TinySAM: Pushing the Envelope for Efficient Segment Anything Model
Han Shu, Wenshuo Li, Yehui Tang, Yiman Zhang, Yihao Chen, Houqiang Li, Yunhe Wang, Xinghao Chen
We propose a framework to obtain a tiny segment anything model (TinySAM) while maintaining the strong zero-shot performance. We first propose a full-stage knowledge distillation method with online hard prompt sampling strategy to distill a lightweight student model. We also adapt the post-training quantization to the promptable segmentation task and further reducing the computational cost. Moreover, a hierarchical segmenting everything strategy is proposed to accelerate the everything inference by with almost no performance degradation. With all these proposed methods, our TinySAM leads to orders of magnitude computational reduction and pushes the envelope for efficient segment anything task. Extensive experiments on various zero-shot transfer tasks demonstrate the significantly advantageous performance of our TinySAM against counterpart methods.

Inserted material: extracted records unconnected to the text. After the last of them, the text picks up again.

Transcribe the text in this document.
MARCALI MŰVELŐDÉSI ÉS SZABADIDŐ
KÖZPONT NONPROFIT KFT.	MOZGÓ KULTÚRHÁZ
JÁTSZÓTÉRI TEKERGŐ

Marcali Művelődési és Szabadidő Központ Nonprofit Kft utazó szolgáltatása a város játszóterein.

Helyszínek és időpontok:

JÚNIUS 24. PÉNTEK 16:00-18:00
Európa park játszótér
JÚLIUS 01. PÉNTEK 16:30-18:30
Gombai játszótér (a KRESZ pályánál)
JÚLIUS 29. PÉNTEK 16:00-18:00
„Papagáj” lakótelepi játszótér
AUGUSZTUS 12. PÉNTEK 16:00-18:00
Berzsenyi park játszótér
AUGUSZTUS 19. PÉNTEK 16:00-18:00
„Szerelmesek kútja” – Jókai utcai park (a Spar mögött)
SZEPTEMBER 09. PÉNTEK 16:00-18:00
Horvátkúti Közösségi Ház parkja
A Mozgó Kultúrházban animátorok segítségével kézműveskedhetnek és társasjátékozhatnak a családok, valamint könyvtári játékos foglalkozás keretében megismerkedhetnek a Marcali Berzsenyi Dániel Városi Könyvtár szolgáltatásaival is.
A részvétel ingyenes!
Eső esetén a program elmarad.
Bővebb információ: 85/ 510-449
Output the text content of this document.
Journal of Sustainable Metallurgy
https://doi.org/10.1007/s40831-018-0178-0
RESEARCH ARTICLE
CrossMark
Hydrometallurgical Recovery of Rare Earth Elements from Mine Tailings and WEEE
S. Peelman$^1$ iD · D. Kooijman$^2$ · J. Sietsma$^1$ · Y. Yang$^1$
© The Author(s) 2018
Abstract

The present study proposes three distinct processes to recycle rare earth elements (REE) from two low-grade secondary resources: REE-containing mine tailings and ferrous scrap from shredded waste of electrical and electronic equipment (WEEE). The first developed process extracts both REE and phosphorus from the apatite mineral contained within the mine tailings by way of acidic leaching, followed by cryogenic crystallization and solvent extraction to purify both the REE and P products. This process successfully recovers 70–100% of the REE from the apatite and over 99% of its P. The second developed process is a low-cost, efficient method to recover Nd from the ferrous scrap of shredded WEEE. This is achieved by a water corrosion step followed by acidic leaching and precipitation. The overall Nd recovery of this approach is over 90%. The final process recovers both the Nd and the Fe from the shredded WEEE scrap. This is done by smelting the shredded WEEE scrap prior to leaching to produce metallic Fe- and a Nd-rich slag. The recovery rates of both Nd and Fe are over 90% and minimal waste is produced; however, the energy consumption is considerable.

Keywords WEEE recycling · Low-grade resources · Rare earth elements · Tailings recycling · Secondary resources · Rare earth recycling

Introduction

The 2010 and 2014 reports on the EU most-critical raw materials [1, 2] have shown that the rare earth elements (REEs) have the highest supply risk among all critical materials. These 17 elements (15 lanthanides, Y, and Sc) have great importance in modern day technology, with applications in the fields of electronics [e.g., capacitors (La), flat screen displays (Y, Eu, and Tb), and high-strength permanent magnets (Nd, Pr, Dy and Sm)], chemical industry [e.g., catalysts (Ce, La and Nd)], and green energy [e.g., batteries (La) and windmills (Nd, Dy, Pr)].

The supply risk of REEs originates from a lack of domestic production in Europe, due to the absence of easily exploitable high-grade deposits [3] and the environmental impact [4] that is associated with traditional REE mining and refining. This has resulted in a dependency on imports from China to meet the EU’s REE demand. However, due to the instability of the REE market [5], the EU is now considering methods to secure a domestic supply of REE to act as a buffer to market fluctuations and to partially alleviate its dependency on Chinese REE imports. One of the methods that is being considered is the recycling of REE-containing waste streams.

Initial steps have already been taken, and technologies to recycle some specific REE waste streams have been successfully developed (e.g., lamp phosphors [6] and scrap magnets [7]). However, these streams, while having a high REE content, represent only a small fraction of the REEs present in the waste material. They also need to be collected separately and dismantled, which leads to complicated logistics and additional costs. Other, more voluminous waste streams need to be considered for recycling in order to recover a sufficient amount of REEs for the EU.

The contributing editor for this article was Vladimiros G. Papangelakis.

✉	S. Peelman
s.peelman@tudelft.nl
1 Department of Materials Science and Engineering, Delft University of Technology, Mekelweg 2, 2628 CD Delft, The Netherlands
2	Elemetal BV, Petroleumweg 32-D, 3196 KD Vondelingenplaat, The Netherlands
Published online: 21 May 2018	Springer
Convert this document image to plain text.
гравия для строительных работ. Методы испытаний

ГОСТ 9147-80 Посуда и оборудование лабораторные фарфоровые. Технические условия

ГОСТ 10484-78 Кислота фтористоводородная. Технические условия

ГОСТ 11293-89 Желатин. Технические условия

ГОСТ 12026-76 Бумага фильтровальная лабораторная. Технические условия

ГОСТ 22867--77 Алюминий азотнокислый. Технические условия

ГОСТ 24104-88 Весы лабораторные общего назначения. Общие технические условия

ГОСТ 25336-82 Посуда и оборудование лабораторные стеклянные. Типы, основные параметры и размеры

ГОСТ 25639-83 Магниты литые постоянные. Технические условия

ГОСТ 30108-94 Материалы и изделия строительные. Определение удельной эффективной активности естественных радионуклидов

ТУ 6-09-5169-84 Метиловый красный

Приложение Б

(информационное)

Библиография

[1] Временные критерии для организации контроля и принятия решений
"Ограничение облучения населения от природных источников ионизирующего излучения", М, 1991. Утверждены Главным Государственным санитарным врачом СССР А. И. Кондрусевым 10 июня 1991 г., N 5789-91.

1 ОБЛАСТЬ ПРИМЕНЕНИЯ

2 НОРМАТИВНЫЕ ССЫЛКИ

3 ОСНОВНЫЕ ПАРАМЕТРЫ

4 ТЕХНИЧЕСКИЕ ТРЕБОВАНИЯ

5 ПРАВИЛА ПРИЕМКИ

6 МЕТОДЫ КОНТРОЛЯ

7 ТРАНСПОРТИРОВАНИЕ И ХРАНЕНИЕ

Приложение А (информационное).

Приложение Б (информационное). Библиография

The code requires python>=3.7
and we use torch==1.10.2
and torchvision==0.11.3
. To visualize the results, matplotlib>=3.5.1
is also required.
- python 3.7
- pytorch == 1.10.2
- torchvision == 0.11.3
- matplotlib==3.5.1
-
Download checkpoints into the directory of weights.
-
Run the demo code for single prompt of point or box.
python demo.py
- Run the demo code for hierarchical segment everything strategy.
python demo_hierachical_everything.py
We follow the settting of original SAM paper and evaluate the zero-shot instance segmentaion on COCO and LVIS dataset. The experiment results are described as followed.
Model | FLOPs (G) | COCO AP (%) | LVIS AP (%) |
---|---|---|---|
SAM-H | 3166 | 46.5 | 44.7 |
SAM-L | 1681 | 45.5 | 43.5 |
SAM-B | 677 | 41.0 | 40.8 |
FastSAM | 344 | 37.9 | 34.5 |
MobileSAM | 232 | 41.0 | 37.0 |
TinySAM [ckpt] | 232 | 41.9 | 38.6 |
Q-TinySAM | 61 | 41.3 | 37.7 |
We thank the following projects: SAM, MobileSAM, TinyViT.
@article{tinysam,
title={TinySAM: Pushing the Envelope for Efficient Segment Anything Model},
author={Shu, Han and Li, Wenshuo and Tang, Yehui and Zhang, Yiman and Chen, Yihao and Wang, Yunhe and Chen, Xinghao},
journal={arXiv preprint arXiv:2312.13789},
year={2023}
}
This project is licensed under Apache License 2.0. Redistribution and use should follow this license.